INDRALAYA. PE- Beredar isu di kalangan masyarakat dan wartawan terkait dugaan sejumlah oknum Kepala Sekolah Dasar (SD) di Ogan Ilir, yang ditenggarai menyetorkan “fee” proyek sebesar Rp 5-6 juta ke oknum Dinas Pendidikan (Disdik) setempat.

Proyek tersebut berasal dari Dana Alokasi Kelola (DAK) APBN untuk ratusan SD di OI, jika ditotal nilai proyek mencapai Rp30 Milyar, yang meliputi perbaikan lokal ruang belajar, perbaikan atau pembuatan jamban, pembuatan perpustakaan sekolah dan sebagian pembagian buku perpustakaan yang dibeli melalui e-katalog. Rata-rata proyek DAK tersebut senilai Rp230juta-Rp250juta per SD.

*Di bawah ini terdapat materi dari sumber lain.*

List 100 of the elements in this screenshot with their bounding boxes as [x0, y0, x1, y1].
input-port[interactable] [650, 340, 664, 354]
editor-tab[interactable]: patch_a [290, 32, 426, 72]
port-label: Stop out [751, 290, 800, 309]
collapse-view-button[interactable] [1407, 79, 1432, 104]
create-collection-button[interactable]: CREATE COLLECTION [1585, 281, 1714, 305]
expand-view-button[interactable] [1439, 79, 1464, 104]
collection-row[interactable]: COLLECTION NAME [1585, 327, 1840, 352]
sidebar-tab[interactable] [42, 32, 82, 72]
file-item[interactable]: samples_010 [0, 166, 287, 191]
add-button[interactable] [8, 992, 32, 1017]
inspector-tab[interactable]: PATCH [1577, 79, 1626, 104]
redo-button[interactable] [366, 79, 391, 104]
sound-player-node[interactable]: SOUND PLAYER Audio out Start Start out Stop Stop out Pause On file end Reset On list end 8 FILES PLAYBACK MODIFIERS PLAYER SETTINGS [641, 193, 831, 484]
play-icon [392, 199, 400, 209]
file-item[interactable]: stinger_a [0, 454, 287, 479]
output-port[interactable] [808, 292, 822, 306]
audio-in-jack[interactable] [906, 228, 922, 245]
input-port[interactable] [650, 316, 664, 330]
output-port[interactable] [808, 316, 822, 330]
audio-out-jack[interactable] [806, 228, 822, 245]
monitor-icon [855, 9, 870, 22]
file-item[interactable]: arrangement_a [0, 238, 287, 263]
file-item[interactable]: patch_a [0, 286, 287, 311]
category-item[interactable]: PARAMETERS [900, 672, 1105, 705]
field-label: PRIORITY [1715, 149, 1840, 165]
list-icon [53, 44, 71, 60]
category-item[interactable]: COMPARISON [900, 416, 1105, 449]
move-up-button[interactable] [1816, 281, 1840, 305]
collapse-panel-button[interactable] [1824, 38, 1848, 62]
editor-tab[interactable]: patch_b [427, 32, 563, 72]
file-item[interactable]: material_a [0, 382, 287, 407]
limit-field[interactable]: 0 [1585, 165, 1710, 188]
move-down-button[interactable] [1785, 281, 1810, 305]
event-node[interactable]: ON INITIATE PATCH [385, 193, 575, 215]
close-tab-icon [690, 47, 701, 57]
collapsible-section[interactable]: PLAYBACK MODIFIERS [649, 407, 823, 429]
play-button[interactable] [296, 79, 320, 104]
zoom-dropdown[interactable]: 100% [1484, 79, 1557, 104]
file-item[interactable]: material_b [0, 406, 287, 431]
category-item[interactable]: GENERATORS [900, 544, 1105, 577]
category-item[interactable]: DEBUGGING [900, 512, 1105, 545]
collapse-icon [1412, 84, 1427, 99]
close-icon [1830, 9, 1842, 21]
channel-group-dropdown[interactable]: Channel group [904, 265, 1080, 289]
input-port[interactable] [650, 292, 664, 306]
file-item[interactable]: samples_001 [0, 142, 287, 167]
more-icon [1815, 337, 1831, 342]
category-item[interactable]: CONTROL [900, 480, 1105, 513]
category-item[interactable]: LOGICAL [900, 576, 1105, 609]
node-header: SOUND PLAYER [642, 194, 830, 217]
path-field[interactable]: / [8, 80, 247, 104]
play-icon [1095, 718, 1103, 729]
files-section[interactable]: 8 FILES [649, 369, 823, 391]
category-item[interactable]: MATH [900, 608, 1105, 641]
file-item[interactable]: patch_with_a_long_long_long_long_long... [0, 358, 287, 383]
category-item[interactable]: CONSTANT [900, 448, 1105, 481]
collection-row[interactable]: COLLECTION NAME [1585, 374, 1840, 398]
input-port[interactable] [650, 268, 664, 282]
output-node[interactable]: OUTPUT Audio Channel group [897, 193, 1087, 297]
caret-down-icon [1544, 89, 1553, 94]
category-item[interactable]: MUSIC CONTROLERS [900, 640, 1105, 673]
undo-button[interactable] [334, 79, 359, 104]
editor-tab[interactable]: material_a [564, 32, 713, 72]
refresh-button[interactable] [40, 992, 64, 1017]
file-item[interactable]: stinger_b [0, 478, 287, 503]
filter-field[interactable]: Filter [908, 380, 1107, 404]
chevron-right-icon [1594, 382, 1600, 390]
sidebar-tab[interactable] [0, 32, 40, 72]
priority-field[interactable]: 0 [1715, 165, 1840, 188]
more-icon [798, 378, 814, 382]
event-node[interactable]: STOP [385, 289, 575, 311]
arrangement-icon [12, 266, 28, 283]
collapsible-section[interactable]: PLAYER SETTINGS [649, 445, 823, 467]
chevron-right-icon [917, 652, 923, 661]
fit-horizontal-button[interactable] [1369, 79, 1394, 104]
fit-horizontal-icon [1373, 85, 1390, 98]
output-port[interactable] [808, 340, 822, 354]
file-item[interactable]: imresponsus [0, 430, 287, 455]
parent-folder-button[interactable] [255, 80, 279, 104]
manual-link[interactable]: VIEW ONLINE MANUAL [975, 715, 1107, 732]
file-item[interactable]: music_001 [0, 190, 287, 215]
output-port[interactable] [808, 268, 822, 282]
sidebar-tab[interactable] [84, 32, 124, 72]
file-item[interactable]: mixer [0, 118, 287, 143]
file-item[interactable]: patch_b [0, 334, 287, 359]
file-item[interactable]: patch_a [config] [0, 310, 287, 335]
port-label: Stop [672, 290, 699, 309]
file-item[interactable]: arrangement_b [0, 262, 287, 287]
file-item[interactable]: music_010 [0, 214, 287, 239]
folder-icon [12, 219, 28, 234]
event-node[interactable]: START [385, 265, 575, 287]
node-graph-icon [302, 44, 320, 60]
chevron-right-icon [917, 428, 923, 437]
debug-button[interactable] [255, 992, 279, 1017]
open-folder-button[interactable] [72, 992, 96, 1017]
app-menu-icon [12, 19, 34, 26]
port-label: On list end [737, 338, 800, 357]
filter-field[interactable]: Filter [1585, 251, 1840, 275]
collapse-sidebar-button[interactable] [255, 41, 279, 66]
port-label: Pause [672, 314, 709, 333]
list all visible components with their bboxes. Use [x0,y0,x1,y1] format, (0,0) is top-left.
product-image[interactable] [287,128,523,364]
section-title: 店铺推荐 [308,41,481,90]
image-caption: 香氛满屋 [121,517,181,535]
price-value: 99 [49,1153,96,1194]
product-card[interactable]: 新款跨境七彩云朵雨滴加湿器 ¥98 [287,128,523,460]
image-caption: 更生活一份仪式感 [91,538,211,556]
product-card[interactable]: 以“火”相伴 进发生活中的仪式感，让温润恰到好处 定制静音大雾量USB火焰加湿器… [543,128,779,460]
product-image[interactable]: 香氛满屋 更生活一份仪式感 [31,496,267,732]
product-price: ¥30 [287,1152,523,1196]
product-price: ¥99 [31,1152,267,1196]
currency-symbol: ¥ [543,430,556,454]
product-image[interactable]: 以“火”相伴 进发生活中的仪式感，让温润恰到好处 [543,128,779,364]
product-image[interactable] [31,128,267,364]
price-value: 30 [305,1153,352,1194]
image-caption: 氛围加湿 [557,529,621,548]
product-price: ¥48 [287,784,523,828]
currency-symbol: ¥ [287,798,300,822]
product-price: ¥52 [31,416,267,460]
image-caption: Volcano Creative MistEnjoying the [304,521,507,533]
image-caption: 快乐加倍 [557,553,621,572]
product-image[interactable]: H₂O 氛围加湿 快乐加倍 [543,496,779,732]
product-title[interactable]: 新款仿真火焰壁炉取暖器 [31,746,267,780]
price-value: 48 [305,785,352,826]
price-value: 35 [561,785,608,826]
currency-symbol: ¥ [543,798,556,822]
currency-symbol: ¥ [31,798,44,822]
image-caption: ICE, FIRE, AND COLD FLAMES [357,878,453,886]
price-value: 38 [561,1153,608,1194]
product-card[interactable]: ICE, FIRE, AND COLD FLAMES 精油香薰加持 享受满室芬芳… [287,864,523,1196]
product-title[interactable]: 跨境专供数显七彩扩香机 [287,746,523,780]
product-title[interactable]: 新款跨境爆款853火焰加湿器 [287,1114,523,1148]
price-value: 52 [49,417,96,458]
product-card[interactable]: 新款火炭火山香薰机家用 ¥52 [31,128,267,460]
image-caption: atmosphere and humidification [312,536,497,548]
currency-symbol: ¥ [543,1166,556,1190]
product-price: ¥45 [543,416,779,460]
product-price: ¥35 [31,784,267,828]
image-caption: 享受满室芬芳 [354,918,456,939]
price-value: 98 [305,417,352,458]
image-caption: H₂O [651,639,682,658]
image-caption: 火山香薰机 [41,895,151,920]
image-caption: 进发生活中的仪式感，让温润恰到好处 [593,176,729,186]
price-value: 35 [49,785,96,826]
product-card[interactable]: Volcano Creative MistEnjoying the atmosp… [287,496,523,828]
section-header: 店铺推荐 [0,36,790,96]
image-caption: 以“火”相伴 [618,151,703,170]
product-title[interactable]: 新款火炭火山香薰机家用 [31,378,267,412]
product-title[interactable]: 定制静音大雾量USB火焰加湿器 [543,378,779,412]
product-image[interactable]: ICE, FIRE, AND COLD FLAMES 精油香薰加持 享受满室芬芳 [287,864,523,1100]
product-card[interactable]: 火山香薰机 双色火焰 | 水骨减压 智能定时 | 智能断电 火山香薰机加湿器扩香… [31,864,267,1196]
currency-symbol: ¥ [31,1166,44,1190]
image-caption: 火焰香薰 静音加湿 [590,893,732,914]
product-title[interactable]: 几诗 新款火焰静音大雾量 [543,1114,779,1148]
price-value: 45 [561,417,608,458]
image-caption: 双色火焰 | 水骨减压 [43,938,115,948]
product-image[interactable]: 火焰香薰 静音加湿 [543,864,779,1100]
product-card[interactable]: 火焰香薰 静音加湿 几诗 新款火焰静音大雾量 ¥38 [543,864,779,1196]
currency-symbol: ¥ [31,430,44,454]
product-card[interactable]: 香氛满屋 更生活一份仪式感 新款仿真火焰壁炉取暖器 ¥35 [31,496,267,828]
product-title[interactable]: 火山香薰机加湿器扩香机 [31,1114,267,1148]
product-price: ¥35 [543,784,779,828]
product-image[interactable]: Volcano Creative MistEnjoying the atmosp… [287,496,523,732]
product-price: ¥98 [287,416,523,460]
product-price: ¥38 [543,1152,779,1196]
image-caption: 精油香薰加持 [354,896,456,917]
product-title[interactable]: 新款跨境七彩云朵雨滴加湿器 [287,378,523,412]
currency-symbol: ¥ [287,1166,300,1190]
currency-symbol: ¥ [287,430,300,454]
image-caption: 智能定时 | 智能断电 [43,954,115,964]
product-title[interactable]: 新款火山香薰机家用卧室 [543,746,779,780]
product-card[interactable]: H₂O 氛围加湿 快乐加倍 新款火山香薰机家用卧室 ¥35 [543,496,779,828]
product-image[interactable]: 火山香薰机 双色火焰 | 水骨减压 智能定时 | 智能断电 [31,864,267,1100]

Bahkan menurut isu itu, proyek yang sedianya dilakukan secara swakelola bergotong-royong melibatkan masyarakat setempat, dilakukan secara borongan dan diduga menggunakan tukang yang berasal dari Pulau Jawa dan Jambi. Mereka katanya bahkan ada yang menginap di sekolah atau mengontrak bedeng yang lokasinya berdekatan dengan sekolah. Papan proyek juga dibuat dua macam, namun kebanyakan tidak mencantumkan nilai atau biaya proyek

“Ya, namanya juga proyek, pastilah ada setor sana setor sini. Bohonglah kalau tidak ada. Se-OI ini nilai proyek DAK mencapai Rp30 Milyar, kalau setiap sekolah diduga setor Rp5-6 juta bisa dibayangkan berapa duitnya. Apalagi ini jelang pilkada.,”jelas salah satu warga Indralaya yang enggan disebutkan namanya.

Sementara salah seorang Kepala SD yakni SDN 2 Indralaya, Yus, yang dikonfirmasi media ini terkait isu tersebut, mengatakan bahwa sekolahnya mendapatkan proyek rehab jamban senilai Rp 30juta dan ruang sekolah Rp 200jutaan.

“Ya, papan proyeknya tidak ditempel nilainya. Kan katanya di papan tidak perlu dibuatkan nilai proyeknya. Jadi itu sesuai petunjuk juknis dan dari Disdik. Memang proyek ini sifatnya swakelola. Tidak ada tukang dari Jawa atau Jambi, ya kalau logatnya Jawa mereka itukan warga Desa Tanjung Pering. Jadi kami memberdayakan warga desa setempat,” katanya.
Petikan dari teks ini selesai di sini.